Maciej Grabowski: Witam pana, witam państwa.
Konsultacje społeczne w sprawie projektu krajowego programu ochrony powietrza ruszyły, do 8 kwietnia potrwają. Proszę powiedzieć, czy uda się według pana wywalczyć czyste powietrze takim programem?
Sam program, oczywiście, nie będzie czarodziejską różdżką, która nam pozwoli żyć w lepszym powietrzu, natomiast w moim przekonaniu może osiągnąć coś więcej niż tylko wskazanie na możliwości działania i uzyskanie pewnych narzędzi w ostatecznym rozrachunku przez tych, którzy wiedzą najlepiej, jak walczyć o lepsze powietrze u siebie, czyli właśnie samorządy gminne. Ale też może stworzyć taką koalicję na rzecz dobrego powietrza, jakości powietrza, żebyśmy wszyscy uświadomili sobie, że czasami bezwiednie, nie mając tej świadomości, po prostu to powietrze wokół siebie niszczymy czy też zanieczyszczamy...
Panie ministrze, ale już na wstępie pojawiły się głowy krytyczne, i to jeszcze ze strony aktywistów, którzy walczą ze smogiem na przykład. Zdaniem Andrzeja Guły z „Polskiego Alarmu Smogowego” w tym dokumencie, o jakim rozmawiamy, brakuje konkretów. Jakie tam konkrety są?
Ja myślę, że dokument programowy, który ma dać w ostatecznym rozrachunku narzędzia działania w szczególności dla społeczności lokalnych, dla gmin, nie musi zawierać jednego menu dla wszystkich. Po prostu różne są przyczyny zanieczyszczenia powietrza w różnych naszych miastach. Jeżeli byśmy porównali Kraków z Warszawą, to widzimy, jakie tu są różnice. W Warszawie jest największa w Europie sieć tzw. ciepła systemowego, w związku z tym emitujemy tu, w Warszawie, znacznie mniej tego niepożądanego pyłu z naszych piecy domowych, a w Krakowie jest to problem numer 1, który został dostrzeżony nie tylko przez władze miasta, ale też przez władze regionu.

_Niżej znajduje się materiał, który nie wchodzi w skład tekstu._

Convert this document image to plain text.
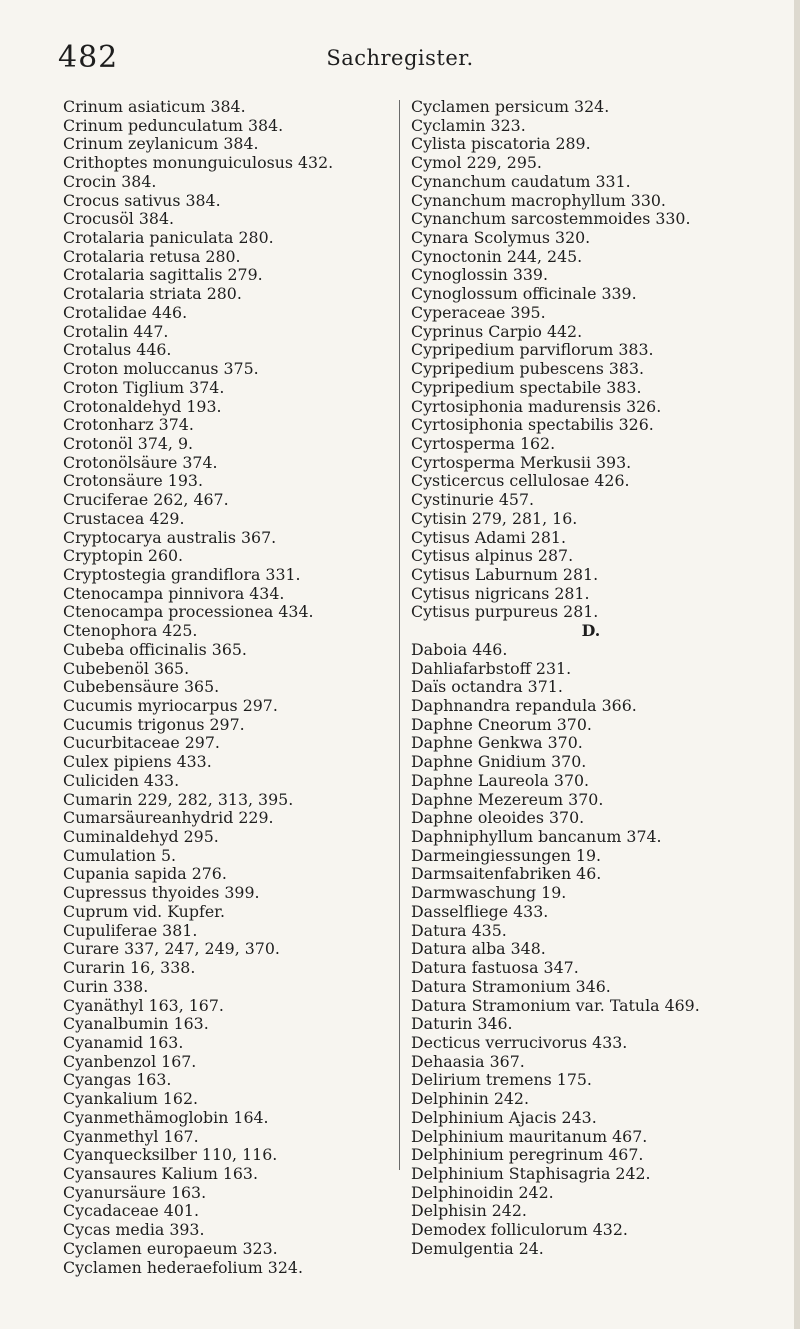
482	Sachregister.
Crinum asiaticum 384.
Crinum pedunculatum 384.
Crinum zeylanicum 384.
Crithoptes monunguiculosus 432.
Crocin 384.
Crocus sativus 384.
Crocusöl 384.
Crotalaria paniculata 280.
Crotalaria retusa 280.
Crotalaria sagittalis 279.
Crotalaria striata 280.
Crotalidae 446.
Crotalin 447.
Crotalus 446.
Croton moluccanus 375.
Croton Tiglium 374.
Crotonaldehyd 193.
Crotonharz 374.
Crotonöl 374, 9.
Crotonölsäure 374.
Crotonsäure 193.
Cruciferae 262, 467.
Crustacea 429.
Cryptocarya australis 367.
Cryptopin 260.
Cryptostegia grandiflora 331.
Ctenocampa pinnivora 434.
Ctenocampa processionea 434.
Ctenophora 425.
Cubeba officinalis 365.
Cubebenöl 365.
Cubebensäure 365.
Cucumis myriocarpus 297.
Cucumis trigonus 297.
Cucurbitaceae 297.
Culex pipiens 433.
Culiciden 433.
Cumarin 229, 282, 313, 395.
Cumarsäureanhydrid 229.
Cuminaldehyd 295.
Cumulation 5.
Cupania sapida 276.
Cupressus thyoides 399.
Cuprum vid. Kupfer.
Cupuliferae 381.
Curare 337, 247, 249, 370.
Curarin 16, 338.
Curin 338.
Cyanäthyl 163, 167.
Cyanalbumin 163.
Cyanamid 163.
Cyanbenzol 167.
Cyangas 163.
Cyankalium 162.
Cyanmethämoglobin 164.
Cyanmethyl 167.
Cyanquecksilber 110, 116.
Cyansaures Kalium 163.
Cyanursäure 163.
Cycadaceae 401.
Cycas media 393.
Cyclamen europaeum 323.
Cyclamen hederaefolium 324.
Cyclamen persicum 324.
Cyclamin 323.
Cylista piscatoria 289.
Cymol 229, 295.
Cynanchum caudatum 331.
Cynanchum macrophyllum 330.
Cynanchum sarcostemmoides 330.
Cynara Scolymus 320.
Cynoctonin 244, 245.
Cynoglossin 339.
Cynoglossum officinale 339.
Cyperaceae 395.
Cyprinus Carpio 442.
Cypripedium parviflorum 383.
Cypripedium pubescens 383.
Cypripedium spectabile 383.
Cyrtosiphonia madurensis 326.
Cyrtosiphonia spectabilis 326.
Cyrtosperma 162.
Cyrtosperma Merkusii 393.
Cysticercus cellulosae 426.
Cystinurie 457.
Cytisin 279, 281, 16.
Cytisus Adami 281.
Cytisus alpinus 287.
Cytisus Laburnum 281.
Cytisus nigricans 281.
Cytisus purpureus 281.
D.
Daboia 446.
Dahliafarbstoff 231.
Daïs octandra 371.
Daphnandra repandula 366.
Daphne Cneorum 370.
Daphne Genkwa 370.
Daphne Gnidium 370.
Daphne Laureola 370.
Daphne Mezereum 370.
Daphne oleoides 370.
Daphniphyllum bancanum 374.
Darmeingiessungen 19.
Darmsaitenfabriken 46.
Darmwaschung 19.
Dasselfliege 433.
Datura 435.
Datura alba 348.
Datura fastuosa 347.
Datura Stramonium 346.
Datura Stramonium var. Tatula 469.
Daturin 346.
Decticus verrucivorus 433.
Dehaasia 367.
Delirium tremens 175.
Delphinin 242.
Delphinium Ajacis 243.
Delphinium mauritanum 467.
Delphinium peregrinum 467.
Delphinium Staphisagria 242.
Delphinoidin 242.
Delphisin 242.
Demodex folliculorum 432.
Demulgentia 24.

No tak, ale trzeba brać pod uwagę, że taki dokument musi jednak działać wszędzie, przynajmniej na tyle, na ile może. Zmiany w prawie, wsparcie finansowe dla wymiany pieców i modernizacji transportu miejskiego, rozwój produkcji paliw nisko– i beze misyjnych, to są takie założenia. Czy to rzeczywiście jest tak, że taki program, jeśli wejdzie w życie, a pan zapowiada, że powinien wejść, i to szybko, będzie mógł spowodować, że takie zmiany nastąpią, że takie realne zmiany nastąpią, że będzie łatwiej wymienić piec, że będzie to np. finansowo wygodne dla takiego użytkownika?

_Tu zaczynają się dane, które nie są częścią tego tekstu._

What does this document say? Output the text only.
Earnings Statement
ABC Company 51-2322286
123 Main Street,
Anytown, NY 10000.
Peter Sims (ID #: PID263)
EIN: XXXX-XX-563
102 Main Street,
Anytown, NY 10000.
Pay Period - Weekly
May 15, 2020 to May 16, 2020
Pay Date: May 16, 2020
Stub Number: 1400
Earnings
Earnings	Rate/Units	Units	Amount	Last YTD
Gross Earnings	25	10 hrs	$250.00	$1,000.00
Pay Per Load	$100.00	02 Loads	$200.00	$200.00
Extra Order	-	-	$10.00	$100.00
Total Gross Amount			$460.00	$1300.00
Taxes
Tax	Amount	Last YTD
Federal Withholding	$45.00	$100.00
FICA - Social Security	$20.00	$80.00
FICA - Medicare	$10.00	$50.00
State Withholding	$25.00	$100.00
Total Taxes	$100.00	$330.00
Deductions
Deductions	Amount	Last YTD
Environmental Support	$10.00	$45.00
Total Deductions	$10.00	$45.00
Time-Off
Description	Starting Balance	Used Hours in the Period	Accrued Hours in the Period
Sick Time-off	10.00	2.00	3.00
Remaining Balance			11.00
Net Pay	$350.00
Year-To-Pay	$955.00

Jestem o tym przekonany, ponieważ po pierwsze dlatego, że to już nie jest tylko problem dostrzeżony przez nas, już nie mówię, że przez Komisję Europejską również, ale przede wszystkim przez wielu mieszkańców w naszych miastach, i ci mieszkańcy niejako wpływają na decyzje, które są podejmowane właśnie u nich w gminach czy w związkach gmin, a my dajemy narzędzia. My dajemy narzędzia, które – mam nadzieję – ten program spowoduje, że te narzędzia będą szerzej dostępne i szybciej wdrożone, narzędzia, jeśli chodzi np. o jakość paliw. Postulujemy w tym dokumencie m.in. to, żeby to rozporządzenie dotyczące jakości paliw zostało przyjęte, w tej chwili jest procedowane. Mam nadzieję, że te najgorsze paliwa, które najbardziej zanieczyszczają nasze powietrze, co prowadzi nie tylko do tych abstrakcyjnych przekroczeń tych pyłów zawieszonych, bo my ich nie widzimy i nawet ich nie czujemy, ale to się odbija, jak słyszeliśmy też w państwa radiu, na naszym zdrowiu, na zdrowiu nas, naszych dzieci, naszych sąsiadów. I tę informację musimy jak najszerzej również przekazywać, a dając instrument w postaci takiej, że będziemy współfinansować wymianę piecy, dajemy również możliwość, żeby z tym mieszkańcy sobie łatwiej poradzili.
Panie ministrze, a pan, oczywiście, jak rozumiem, popiera ten pomysł ograniczenia w ruchu samochodowym, szczególnie mówię tutaj o tym, żeby np. nie wpuszczać starych samochodów do centrów miast, to da się zrobić w Polsce?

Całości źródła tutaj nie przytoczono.